Diana ignored her. “If the sniper saw the SCU as his enemy, why not pick someone who … counted? Someone who’d be more of a trophy for him. Miranda was there. Quentin. Hollis and Reese. Why did he pick me? Unless I was a bigger threat somehow. Or… I had something he wanted. Something his boss wanted. Like maybe… the ability to open a door into—or out of—the gray time. He must have known it was the only sure way to get me here, at least on his timetable.”
She turned her head and stared at the silent guide. “He’s not just in here trying to get out, he’s influencing things out there. Calling the shots—literally. The sniper, the murders: It’s all about Samuel.”
Serenade
Galen prowled uneasily from window to window, not even aware of what he was doing until Ruby spoke.
“You really want to be out there with them, don’t you? With your friends?”
“With my team,” he said.
“Sorry you’re stuck here watching over me.”
“I’m not stuck, Ruby.” He made an effort to soften his voice. “Look, Bailey said you didn’t sleep on the jet, and you haven’t closed your eyes since we got here. Why don’t you go try to rest for a while?”
“I’m not sleepy. Bailey said soldiers have to learn to sleep when they can. And I get that. She’s sleeping now so you’ll sleep later.” Ruby studied him with those too-old eyes. “Except I don’t think you will sleep later.”
“I will. When there’s time.”
“When this is over, you mean.”
“If you like.”
Ruby was silent for a long moment, then said almost casually, “Are the voices still talking to you?”
He stopped prowling and stared at her. His immediate instinct was to deny, but somehow instead he found himself asking, “What do you know about that?”
“About your voices? Just that you hear them. Since the church. Since what we did to Father. Since things changed for a lot of us.” She paused. “Are they still talking to you?”
“Whispering,” he said finally. “I can’t understand what they’re saying. Can’t quite hear them.”

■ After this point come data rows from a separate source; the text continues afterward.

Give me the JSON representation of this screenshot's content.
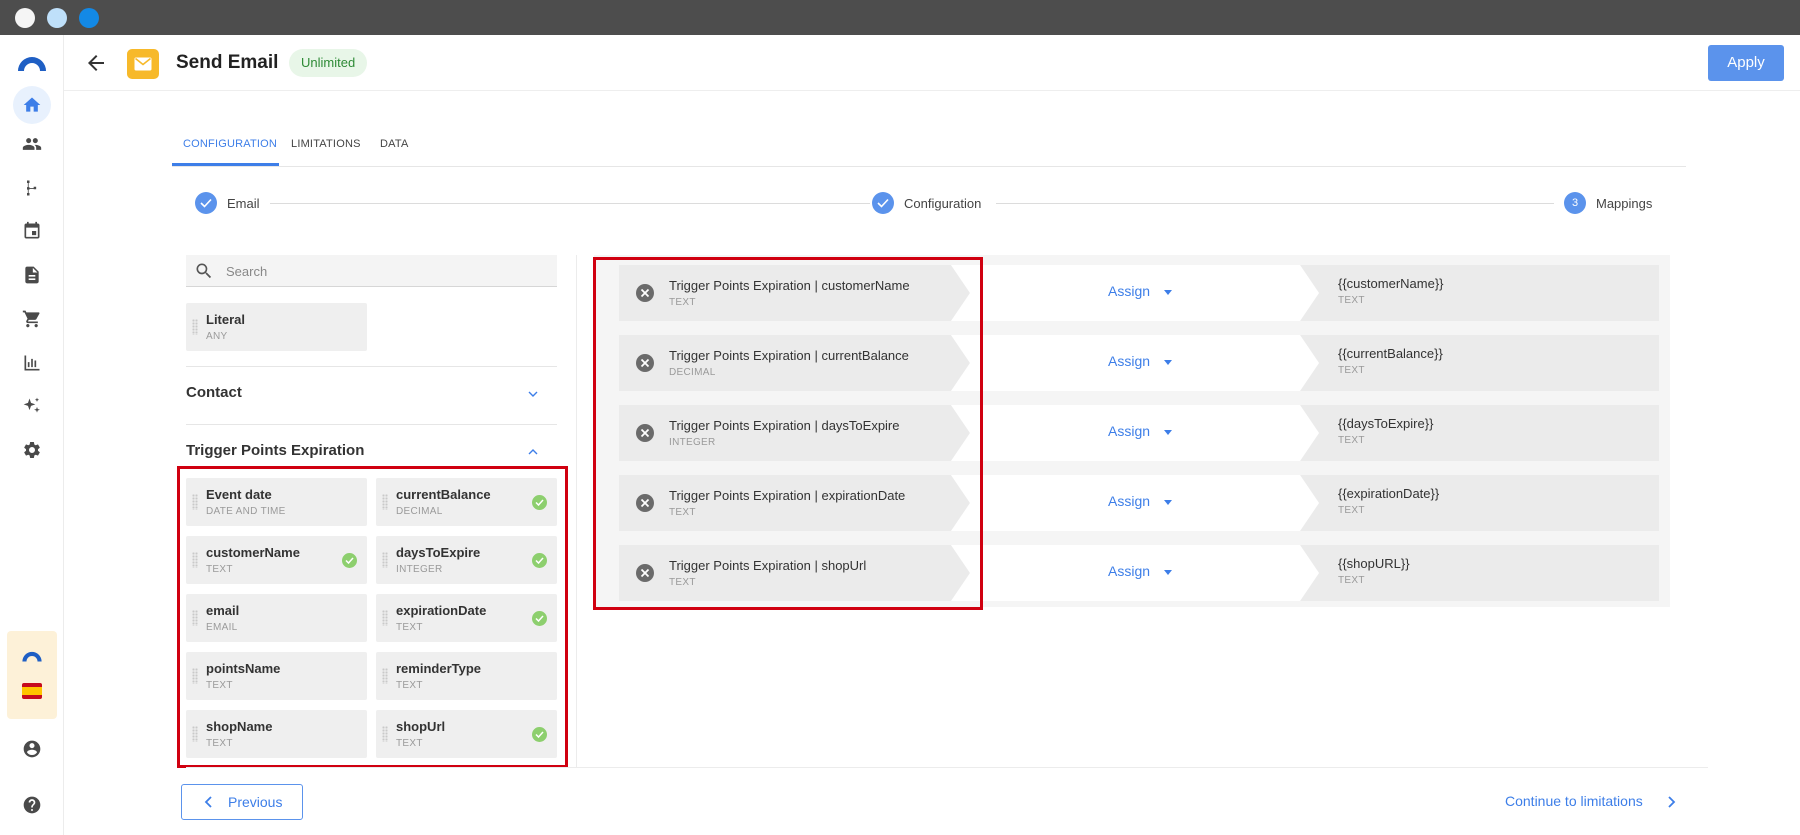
{
  "window": {
    "controls": [
      "close",
      "minimize",
      "maximize"
    ]
  },
  "sidebar": {
    "logo": "brand-arc-logo",
    "items": [
      {
        "icon": "home-icon",
        "active": true
      },
      {
        "icon": "contacts-icon"
      },
      {
        "icon": "workflow-icon"
      },
      {
        "icon": "calendar-icon"
      },
      {
        "icon": "document-icon"
      },
      {
        "icon": "cart-icon"
      },
      {
        "icon": "analytics-icon"
      },
      {
        "icon": "sparkles-icon"
      },
      {
        "icon": "settings-icon"
      }
    ],
    "bottom": [
      "account-icon",
      "help-icon"
    ]
  },
  "header": {
    "title": "Send Email",
    "badge": "Unlimited",
    "apply_label": "Apply",
    "colors": {
      "accent": "#5b93ec",
      "app_icon": "#f7b92a",
      "badge_bg": "#e8f6e8",
      "badge_text": "#2e8b36"
    }
  },
  "tabs": [
    {
      "label": "CONFIGURATION",
      "active": true
    },
    {
      "label": "LIMITATIONS"
    },
    {
      "label": "DATA"
    }
  ],
  "stepper": [
    {
      "label": "Email",
      "state": "done"
    },
    {
      "label": "Configuration",
      "state": "done"
    },
    {
      "label": "Mappings",
      "state": "current",
      "number": "3"
    }
  ],
  "search": {
    "placeholder": "Search",
    "value": ""
  },
  "literal": {
    "name": "Literal",
    "type": "ANY"
  },
  "groups": {
    "contact": {
      "title": "Contact",
      "expanded": false
    },
    "trigger": {
      "title": "Trigger Points Expiration",
      "expanded": true
    }
  },
  "fields": [
    {
      "name": "Event date",
      "type": "DATE AND TIME",
      "mapped": false
    },
    {
      "name": "currentBalance",
      "type": "DECIMAL",
      "mapped": true
    },
    {
      "name": "customerName",
      "type": "TEXT",
      "mapped": true
    },
    {
      "name": "daysToExpire",
      "type": "INTEGER",
      "mapped": true
    },
    {
      "name": "email",
      "type": "EMAIL",
      "mapped": false
    },
    {
      "name": "expirationDate",
      "type": "TEXT",
      "mapped": true
    },
    {
      "name": "pointsName",
      "type": "TEXT",
      "mapped": false
    },
    {
      "name": "reminderType",
      "type": "TEXT",
      "mapped": false
    },
    {
      "name": "shopName",
      "type": "TEXT",
      "mapped": false
    },
    {
      "name": "shopUrl",
      "type": "TEXT",
      "mapped": true
    }
  ],
  "mappings": [
    {
      "source": "Trigger Points Expiration | customerName",
      "source_type": "TEXT",
      "action": "Assign",
      "target": "{{customerName}}",
      "target_type": "TEXT"
    },
    {
      "source": "Trigger Points Expiration | currentBalance",
      "source_type": "DECIMAL",
      "action": "Assign",
      "target": "{{currentBalance}}",
      "target_type": "TEXT"
    },
    {
      "source": "Trigger Points Expiration | daysToExpire",
      "source_type": "INTEGER",
      "action": "Assign",
      "target": "{{daysToExpire}}",
      "target_type": "TEXT"
    },
    {
      "source": "Trigger Points Expiration | expirationDate",
      "source_type": "TEXT",
      "action": "Assign",
      "target": "{{expirationDate}}",
      "target_type": "TEXT"
    },
    {
      "source": "Trigger Points Expiration | shopUrl",
      "source_type": "TEXT",
      "action": "Assign",
      "target": "{{shopURL}}",
      "target_type": "TEXT"
    }
  ],
  "footer": {
    "previous_label": "Previous",
    "next_label": "Continue to limitations"
  },
  "highlight": {
    "color": "#d00010"
  }
}
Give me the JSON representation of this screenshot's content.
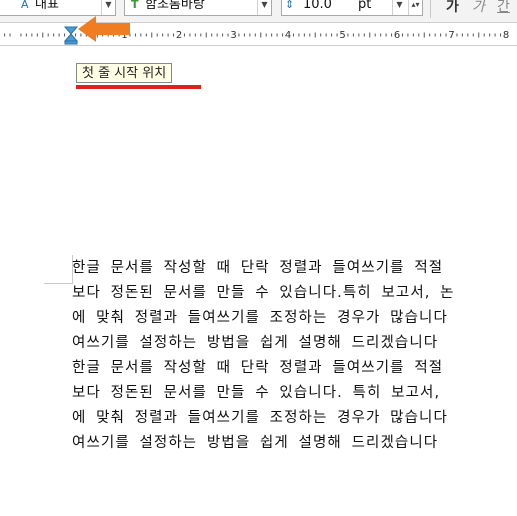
{
  "toolbar": {
    "style_value": "대표",
    "font_value": "함초롬바탕",
    "font_size_value": "10.0",
    "unit_value": "pt",
    "bold_glyph": "가",
    "italic_glyph": "가",
    "underline_glyph": "간"
  },
  "ruler": {
    "numbers": [
      "1",
      "2",
      "3",
      "4",
      "5",
      "6",
      "7",
      "8"
    ]
  },
  "tooltip": {
    "text": "첫 줄 시작 위치"
  },
  "colors": {
    "arrow": "#f07d22",
    "underline": "#e0201f",
    "marker": "#4a9bd6"
  },
  "document": {
    "lines": [
      "한글 문서를 작성할 때 단락 정렬과 들여쓰기를 적절",
      "보다 정돈된 문서를 만들 수 있습니다.특히 보고서, 논",
      "에 맞춰 정렬과 들여쓰기를 조정하는 경우가 많습니다",
      "여쓰기를 설정하는 방법을 쉽게 설명해 드리겠습니다",
      "한글 문서를 작성할 때 단락 정렬과 들여쓰기를 적절",
      "보다 정돈된 문서를 만들 수 있습니다. 특히 보고서,",
      "에 맞춰 정렬과 들여쓰기를 조정하는 경우가 많습니다",
      "여쓰기를 설정하는 방법을 쉽게 설명해 드리겠습니다"
    ]
  }
}
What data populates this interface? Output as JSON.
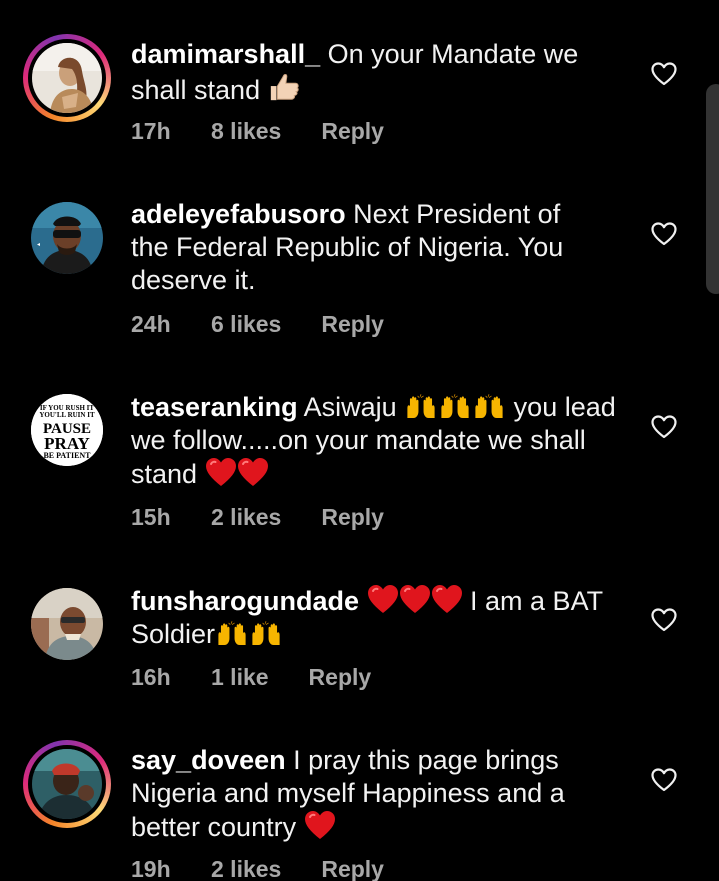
{
  "comments": [
    {
      "username": "damimarshall_",
      "text_1": "On your Mandate we",
      "text_2": "shall stand",
      "time": "17h",
      "likes": "8 likes",
      "reply": "Reply",
      "story_ring": true,
      "emoji": [
        "thumbs-up-icon"
      ]
    },
    {
      "username": "adeleyefabusoro",
      "text_1": "Next President of",
      "text_2": "the Federal Republic of Nigeria. You",
      "text_3": "deserve it.",
      "time": "24h",
      "likes": "6 likes",
      "reply": "Reply",
      "story_ring": false
    },
    {
      "username": "teaseranking",
      "text_1": "Asiwaju",
      "text_1b": "you lead",
      "text_2": "we follow.....on your mandate we shall",
      "text_3": "stand",
      "time": "15h",
      "likes": "2 likes",
      "reply": "Reply",
      "story_ring": false,
      "avatar_text": [
        "IF YOU RUSH IT",
        "YOU'LL RUIN IT",
        "PAUSE",
        "PRAY",
        "BE PATIENT"
      ]
    },
    {
      "username": "funsharogundade",
      "text_1": "I am a BAT",
      "text_2": "Soldier",
      "time": "16h",
      "likes": "1 like",
      "reply": "Reply",
      "story_ring": false
    },
    {
      "username": "say_doveen",
      "text_1": "I pray this page brings",
      "text_2": "Nigeria and myself Happiness and a",
      "text_3": "better country",
      "time": "19h",
      "likes": "2 likes",
      "reply": "Reply",
      "story_ring": true
    }
  ],
  "colors": {
    "background": "#000000",
    "text": "#f2f2f2",
    "meta": "#a8a8a8",
    "heart_emoji": "#e0151d",
    "raised_hands": "#f7b500"
  }
}
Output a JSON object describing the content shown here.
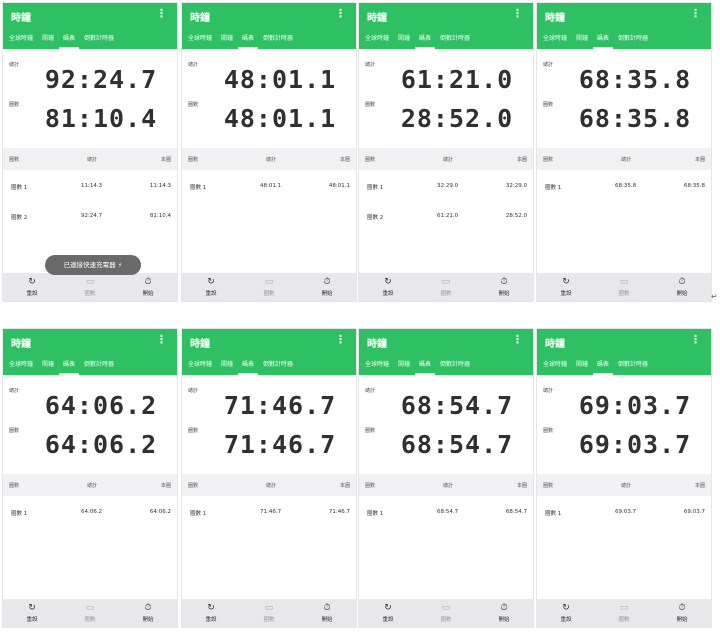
{
  "app": {
    "title": "時鐘",
    "menu_icon": "more-vert-icon",
    "tabs": [
      "全球時鐘",
      "鬧鐘",
      "碼表",
      "倒數計時器"
    ],
    "active_tab": "碼表",
    "accent_color": "#2fc064"
  },
  "labels": {
    "total": "總計",
    "lap": "圈數"
  },
  "table_headers": [
    "圈數",
    "總計",
    "本圈"
  ],
  "buttons": {
    "reset": "重設",
    "lap": "圈數",
    "start": "開始",
    "reset_icon": "refresh-icon",
    "lap_icon": "flag-icon",
    "start_icon": "timer-icon"
  },
  "toast": "已連接快速充電器 ⚡",
  "panels": [
    {
      "total_time": "92:24.7",
      "lap_time": "81:10.4",
      "rows": [
        {
          "lap": "圈數 1",
          "total": "11:14.3",
          "split": "11:14.3"
        },
        {
          "lap": "圈數 2",
          "total": "92:24.7",
          "split": "81:10.4"
        }
      ]
    },
    {
      "total_time": "48:01.1",
      "lap_time": "48:01.1",
      "rows": [
        {
          "lap": "圈數 1",
          "total": "48:01.1",
          "split": "48:01.1"
        }
      ]
    },
    {
      "total_time": "61:21.0",
      "lap_time": "28:52.0",
      "rows": [
        {
          "lap": "圈數 1",
          "total": "32:29.0",
          "split": "32:29.0"
        },
        {
          "lap": "圈數 2",
          "total": "61:21.0",
          "split": "28:52.0"
        }
      ]
    },
    {
      "total_time": "68:35.8",
      "lap_time": "68:35.8",
      "rows": [
        {
          "lap": "圈數 1",
          "total": "68:35.8",
          "split": "68:35.8"
        }
      ]
    },
    {
      "total_time": "64:06.2",
      "lap_time": "64:06.2",
      "rows": [
        {
          "lap": "圈數 1",
          "total": "64:06.2",
          "split": "64:06.2"
        }
      ]
    },
    {
      "total_time": "71:46.7",
      "lap_time": "71:46.7",
      "rows": [
        {
          "lap": "圈數 1",
          "total": "71:46.7",
          "split": "71:46.7"
        }
      ]
    },
    {
      "total_time": "68:54.7",
      "lap_time": "68:54.7",
      "rows": [
        {
          "lap": "圈數 1",
          "total": "68:54.7",
          "split": "68:54.7"
        }
      ]
    },
    {
      "total_time": "69:03.7",
      "lap_time": "69:03.7",
      "rows": [
        {
          "lap": "圈數 1",
          "total": "69:03.7",
          "split": "69:03.7"
        }
      ]
    }
  ]
}
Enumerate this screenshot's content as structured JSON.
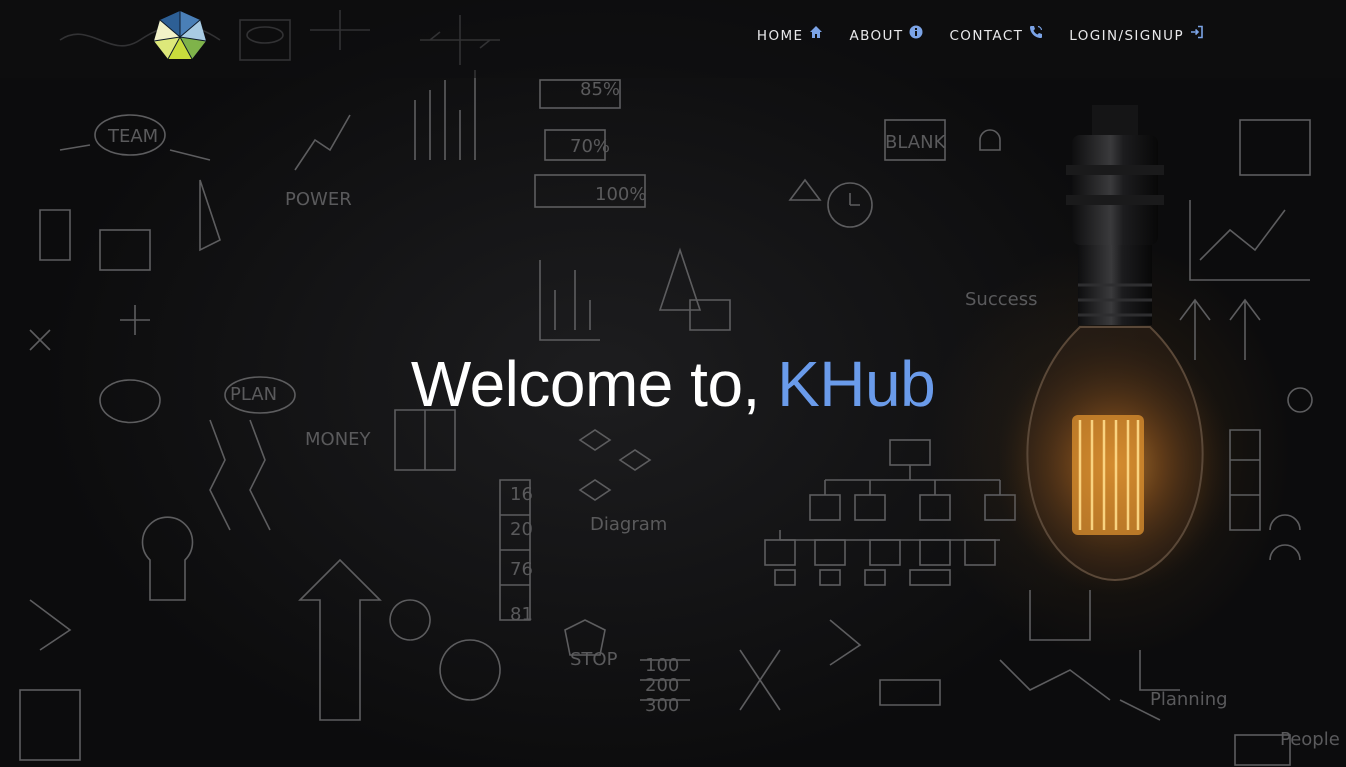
{
  "navbar": {
    "items": [
      {
        "label": "HOME",
        "icon": "home-icon"
      },
      {
        "label": "ABOUT",
        "icon": "info-icon"
      },
      {
        "label": "CONTACT",
        "icon": "phone-icon"
      },
      {
        "label": "LOGIN/SIGNUP",
        "icon": "sign-in-icon"
      }
    ]
  },
  "hero": {
    "welcome_text": "Welcome to,",
    "brand_text": "KHub"
  },
  "colors": {
    "accent": "#6a9bea",
    "background": "#0b0b0c",
    "text": "#ffffff"
  },
  "logo": {
    "icon": "heptagon-logo-icon"
  }
}
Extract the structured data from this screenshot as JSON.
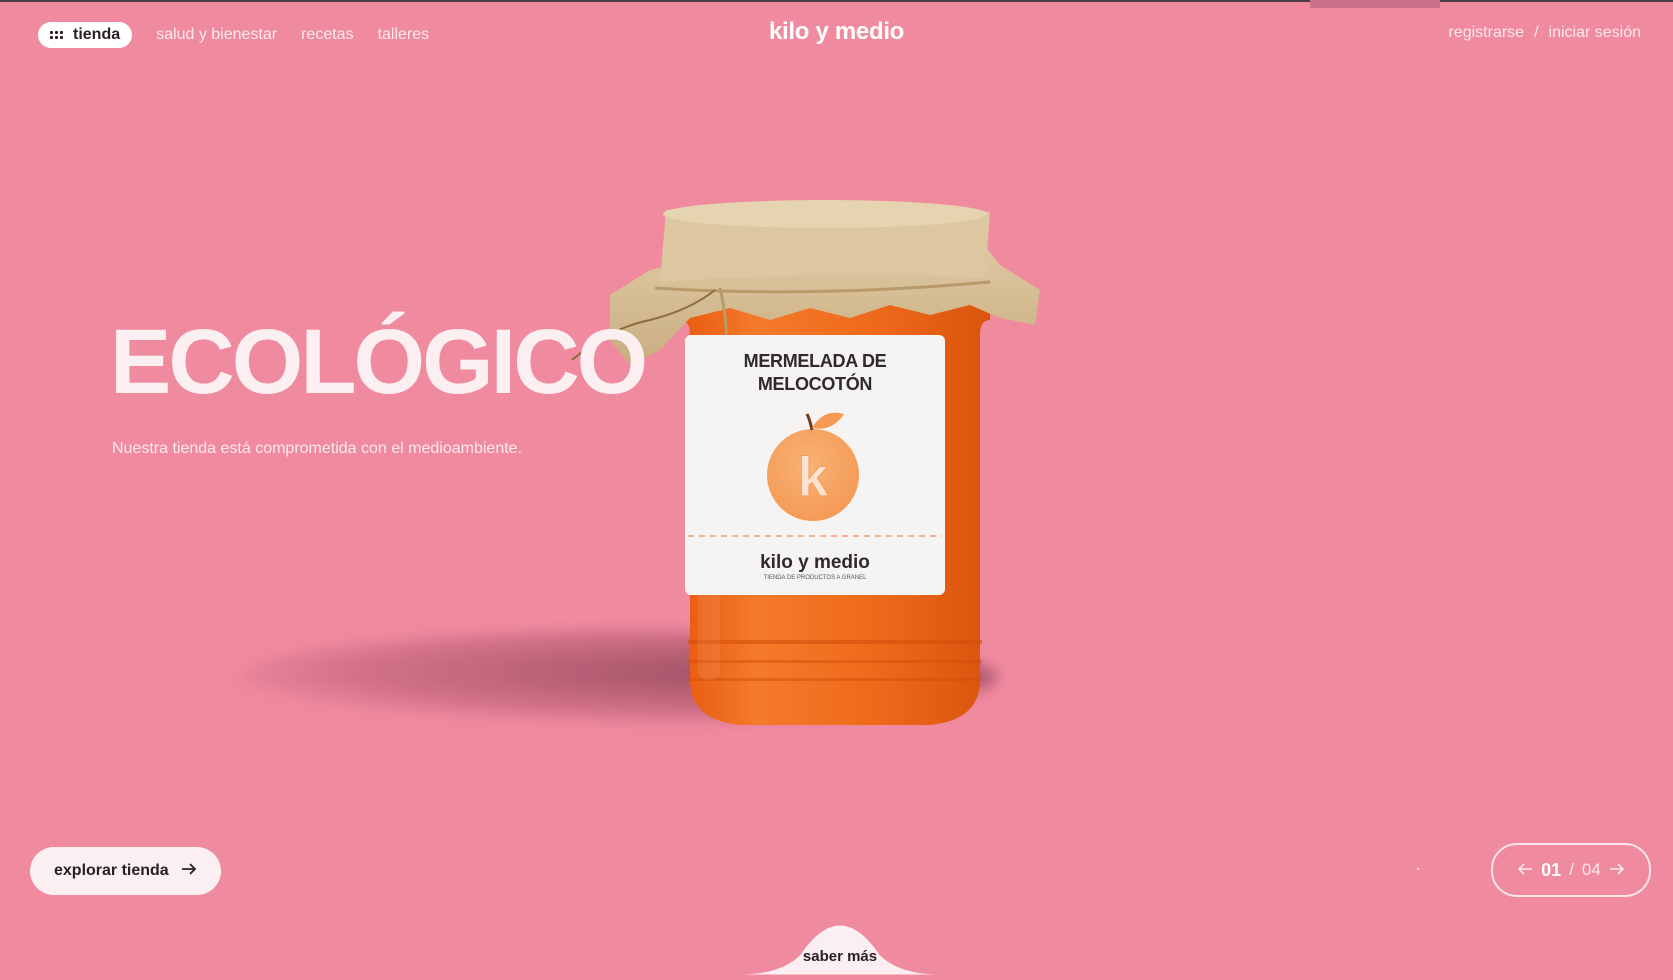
{
  "header": {
    "shop_label": "tienda",
    "nav": [
      "salud y bienestar",
      "recetas",
      "talleres"
    ],
    "brand": "kilo y medio",
    "register": "registrarse",
    "separator": "/",
    "login": "iniciar sesión"
  },
  "hero": {
    "title": "ECOLÓGICO",
    "subtitle": "Nuestra tienda está comprometida con el medioambiente.",
    "product": {
      "label_line1": "MERMELADA DE",
      "label_line2": "MELOCOTÓN",
      "logo_letter": "k",
      "brand": "kilo y medio",
      "tagline": "TIENDA DE PRODUCTOS A GRANEL"
    }
  },
  "cta": {
    "explore_label": "explorar tienda"
  },
  "pager": {
    "current": "01",
    "separator": "/",
    "total": "04"
  },
  "footer": {
    "more_label": "saber más"
  },
  "colors": {
    "background": "#f08a9f",
    "jam": "#f06b1c",
    "cloth": "#d9c39b"
  },
  "icons": [
    "grid-icon",
    "arrow-right-icon",
    "arrow-left-icon"
  ]
}
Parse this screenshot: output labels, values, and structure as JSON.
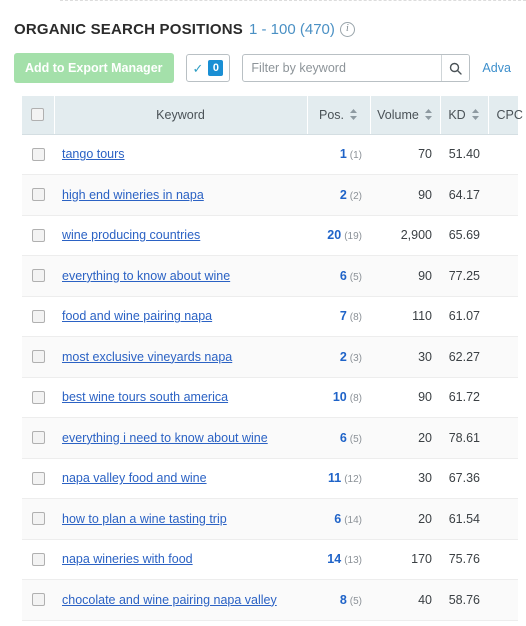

“Maybe because you aren’t listening hard enough.”
“What do you mean?”
Curled up in the big armchair near a dark fireplace, Ruby returned his stare with an odd serenity. “You’re… shut inside yourself. I expect that’s so you can help your team. So you can guard other people, keep them safe. Keep me safe. But it makes a shell around you. A hard shell. Maybe the voices can’t get through well enough for you to understand what they’re saying.”
“Maybe I don’t want them to,” he found himself replying.
“Are you afraid of what they might tell you?”
Damn .
Galen thought it was ridiculous for him to be confiding in a twelve-year-old girl, but he couldn’t seem to stop the conversation.